A skin graft is a procedure where healthy skin is transplanted from one part of the body to cover an area of damaged or missing skin, such as from severe burns or trauma. For the graft to be successful, it must establish a new blood supply at the recipient site, a process called “graft take.” When transplanted tissue comes from a source other than the patient’s own body, the immune system recognizes it as foreign. This natural defense mechanism, intended to destroy invading pathogens, can turn against the new tissue, leading to skin graft rejection.
Understanding Different Graft Types
The source of the transplanted tissue determines the risk of rejection, classifying grafts into three main categories. The safest and most common type is the autograft, which uses skin taken from the patient’s own body. Since the tissue is genetically identical, the immune system fully accepts it, and the risk of rejection is essentially zero. Autografts are the preferred method due to their high success rate.
Allografts involve tissue transferred from one human donor to a genetically different recipient, typically sourced from cadavers or living donors. Because the tissue carries different genetic markers, the recipient’s immune system strongly recognizes it as foreign. Allografts are often used as a temporary biological dressing for large burn wounds until the patient’s own skin can be harvested. Rejection is expected within one to two weeks in an immunocompetent patient without intervention.
The third category is the xenograft, where tissue is transplanted from an animal species, often a pig, into a human. These grafts are the most immunogenic, meaning they elicit the strongest immune response. Xenografts are used only as temporary biological covers to prevent fluid loss and infection. Due to the extreme genetic disparity, the body will reject a xenograft within days to a few weeks, necessitating its eventual removal.
How the Immune System Attacks Foreign Tissue
The biological mechanism behind rejection centers on the body’s method for identifying “self” versus “non-self” using specific identification tags. These tags are proteins known as Major Histocompatibility Complex (MHC) molecules, or Human Leukocyte Antigens (HLA) in humans. Every person has a unique combination of these surface proteins on nearly all their cells, and the immune system is trained to recognize only its own set.
When an allograft or xenograft is placed, specialized immune cells called antigen-presenting cells (APCs) within the graft migrate to the recipient’s lymph nodes. These APCs display the foreign HLA tags to T-lymphocytes (T-cells), which are the primary drivers of rejection. The T-cells become activated and proliferate, differentiating into effector cells that travel back to the graft site. These activated T-cells then directly attack and destroy the donor tissue cells, leading to inflammation and graft destruction.
The timing of this immune attack varies, leading to different types of rejection. Hyperacute rejection happens within minutes to hours after transplantation, caused by pre-existing antibodies that immediately recognize donor antigens. Acute rejection is the most common form in skin grafts, occurring days to weeks after the procedure, driven primarily by T-cell activation. Chronic rejection is a slow, ongoing process that can take months or years, often involving repeated cycles of damage and repair that compromise the graft’s function.

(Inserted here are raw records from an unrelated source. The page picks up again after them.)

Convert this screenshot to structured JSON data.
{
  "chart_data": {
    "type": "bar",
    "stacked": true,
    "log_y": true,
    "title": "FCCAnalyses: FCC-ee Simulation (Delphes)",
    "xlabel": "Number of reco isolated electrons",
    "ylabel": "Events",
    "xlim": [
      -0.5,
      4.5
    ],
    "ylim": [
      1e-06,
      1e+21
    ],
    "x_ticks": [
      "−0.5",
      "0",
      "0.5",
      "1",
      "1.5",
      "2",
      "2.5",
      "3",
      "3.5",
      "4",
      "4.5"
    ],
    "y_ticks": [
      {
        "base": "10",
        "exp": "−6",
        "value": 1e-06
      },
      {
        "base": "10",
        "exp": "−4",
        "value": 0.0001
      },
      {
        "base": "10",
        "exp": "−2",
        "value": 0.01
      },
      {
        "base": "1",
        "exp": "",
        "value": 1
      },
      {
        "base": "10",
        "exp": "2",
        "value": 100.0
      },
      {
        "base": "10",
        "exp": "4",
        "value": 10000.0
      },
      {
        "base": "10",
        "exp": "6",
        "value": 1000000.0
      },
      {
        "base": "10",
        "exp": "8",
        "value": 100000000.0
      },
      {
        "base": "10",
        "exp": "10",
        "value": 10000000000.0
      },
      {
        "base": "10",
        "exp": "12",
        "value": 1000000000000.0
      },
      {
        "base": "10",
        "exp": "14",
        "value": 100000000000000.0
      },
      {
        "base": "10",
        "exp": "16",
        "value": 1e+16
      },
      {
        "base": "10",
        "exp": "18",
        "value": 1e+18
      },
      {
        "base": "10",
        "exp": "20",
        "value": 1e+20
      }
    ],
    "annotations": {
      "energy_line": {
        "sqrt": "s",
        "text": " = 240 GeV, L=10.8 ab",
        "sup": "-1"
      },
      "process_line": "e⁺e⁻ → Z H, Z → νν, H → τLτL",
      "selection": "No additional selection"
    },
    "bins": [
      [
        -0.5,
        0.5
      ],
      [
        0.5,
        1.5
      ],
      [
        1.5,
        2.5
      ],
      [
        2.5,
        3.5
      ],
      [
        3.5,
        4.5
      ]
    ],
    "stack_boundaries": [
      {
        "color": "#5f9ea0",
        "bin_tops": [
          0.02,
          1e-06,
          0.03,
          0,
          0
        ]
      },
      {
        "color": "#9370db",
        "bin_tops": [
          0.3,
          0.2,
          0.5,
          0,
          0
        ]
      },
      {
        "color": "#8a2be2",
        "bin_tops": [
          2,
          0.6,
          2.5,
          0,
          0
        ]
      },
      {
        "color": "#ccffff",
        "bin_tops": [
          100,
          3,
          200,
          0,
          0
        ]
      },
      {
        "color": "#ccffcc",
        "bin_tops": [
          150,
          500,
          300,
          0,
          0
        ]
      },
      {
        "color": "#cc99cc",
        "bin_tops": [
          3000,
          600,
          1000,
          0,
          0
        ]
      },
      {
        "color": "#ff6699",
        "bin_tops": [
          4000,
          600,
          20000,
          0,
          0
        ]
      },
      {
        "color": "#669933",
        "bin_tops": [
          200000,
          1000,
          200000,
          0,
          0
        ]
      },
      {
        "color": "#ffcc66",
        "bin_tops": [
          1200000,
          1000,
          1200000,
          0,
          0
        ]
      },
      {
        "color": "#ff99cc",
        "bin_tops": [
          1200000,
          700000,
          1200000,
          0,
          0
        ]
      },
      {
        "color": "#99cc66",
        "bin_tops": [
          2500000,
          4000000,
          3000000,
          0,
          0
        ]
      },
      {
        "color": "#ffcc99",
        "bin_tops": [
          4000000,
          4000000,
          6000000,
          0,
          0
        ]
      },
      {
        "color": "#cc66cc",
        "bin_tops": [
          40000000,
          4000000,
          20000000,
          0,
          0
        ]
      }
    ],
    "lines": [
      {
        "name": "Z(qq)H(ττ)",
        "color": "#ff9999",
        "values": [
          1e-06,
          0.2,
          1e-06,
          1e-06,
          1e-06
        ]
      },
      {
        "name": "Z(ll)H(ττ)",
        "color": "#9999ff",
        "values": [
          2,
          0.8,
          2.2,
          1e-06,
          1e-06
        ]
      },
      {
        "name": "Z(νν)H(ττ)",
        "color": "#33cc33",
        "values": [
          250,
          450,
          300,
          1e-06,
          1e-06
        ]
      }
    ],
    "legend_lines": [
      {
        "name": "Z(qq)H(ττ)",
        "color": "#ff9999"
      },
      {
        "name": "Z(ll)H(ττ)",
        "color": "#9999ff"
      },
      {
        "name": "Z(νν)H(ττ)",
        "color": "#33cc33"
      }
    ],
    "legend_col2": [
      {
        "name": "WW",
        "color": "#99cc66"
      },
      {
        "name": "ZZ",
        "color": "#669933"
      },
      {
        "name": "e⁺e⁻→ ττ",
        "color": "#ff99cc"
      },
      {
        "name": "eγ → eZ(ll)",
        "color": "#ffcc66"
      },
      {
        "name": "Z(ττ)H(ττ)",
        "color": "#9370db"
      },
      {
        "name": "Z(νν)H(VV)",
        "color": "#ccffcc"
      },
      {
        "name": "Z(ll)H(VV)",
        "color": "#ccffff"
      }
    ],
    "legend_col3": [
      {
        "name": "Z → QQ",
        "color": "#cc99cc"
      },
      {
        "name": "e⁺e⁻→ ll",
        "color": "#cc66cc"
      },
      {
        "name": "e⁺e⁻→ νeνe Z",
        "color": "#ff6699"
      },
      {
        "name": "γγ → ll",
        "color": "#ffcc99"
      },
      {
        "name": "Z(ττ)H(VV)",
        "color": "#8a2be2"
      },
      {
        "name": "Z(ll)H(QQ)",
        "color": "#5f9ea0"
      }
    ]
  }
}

Identifying the Signs of Rejection
Recognizing the signs of rejection early allows for clinical intervention to save the graft. One of the most telling visual signs is a change in the graft’s color. A healthy graft appears pink as blood flow is re-established, but a failing graft often darkens or becomes black, indicating tissue death. The grafted skin may also fail to blanch (whiten) when pressed gently, which signals poor blood circulation.
Physical symptoms at the graft site often include increasing redness and swelling around the edges of the transplanted tissue. Patients may report persistent pain and a feeling of warmth, indicating a strong inflammatory response. Fluid buildup underneath the graft (such as a hematoma or seroma) can physically lift the graft and prevent blood vessel ingrowth, leading to failure.
Systemic signs of a severe immune reaction or infection often accompany the local symptoms. A fever or chills may signal a body-wide response to the failing tissue. To definitively diagnose rejection and differentiate it from other causes of graft failure (such as infection or poor blood flow), a biopsy is performed. This allows clinicians to view the tissue under a microscope for signs of inflammation and immune cells attacking the donor tissue.
Preventing and Treating Rejection
Managing and preventing skin graft rejection, particularly for allografts, begins with pre-operative planning and tissue compatibility testing. Clinicians perform HLA matching and donor screening to ensure the closest possible compatibility. Better HLA compatibility significantly reduces the strength of the immune response, though a perfect match is rarely feasible outside of identical twins.
Post-operative care is equally important, focusing on meticulous wound management to ensure the graft adheres and establishes its blood supply. Avoiding excessive movement or pressure on the site is necessary, as mechanical stress can disrupt blood vessel ingrowth. Patient compliance with wound care protocols and prescribed medications is a significant factor in preventing complications like infection, which can lead to graft loss.
The primary medical treatment for existing or anticipated rejection is immunosuppressive therapy. These medications suppress the overactive immune system, making it more tolerant of the foreign tissue. Treatment must be carefully balanced because a suppressed immune system increases the patient’s susceptibility to infections. If rejection is severe and the graft is failing, the non-viable tissue must be surgically removed.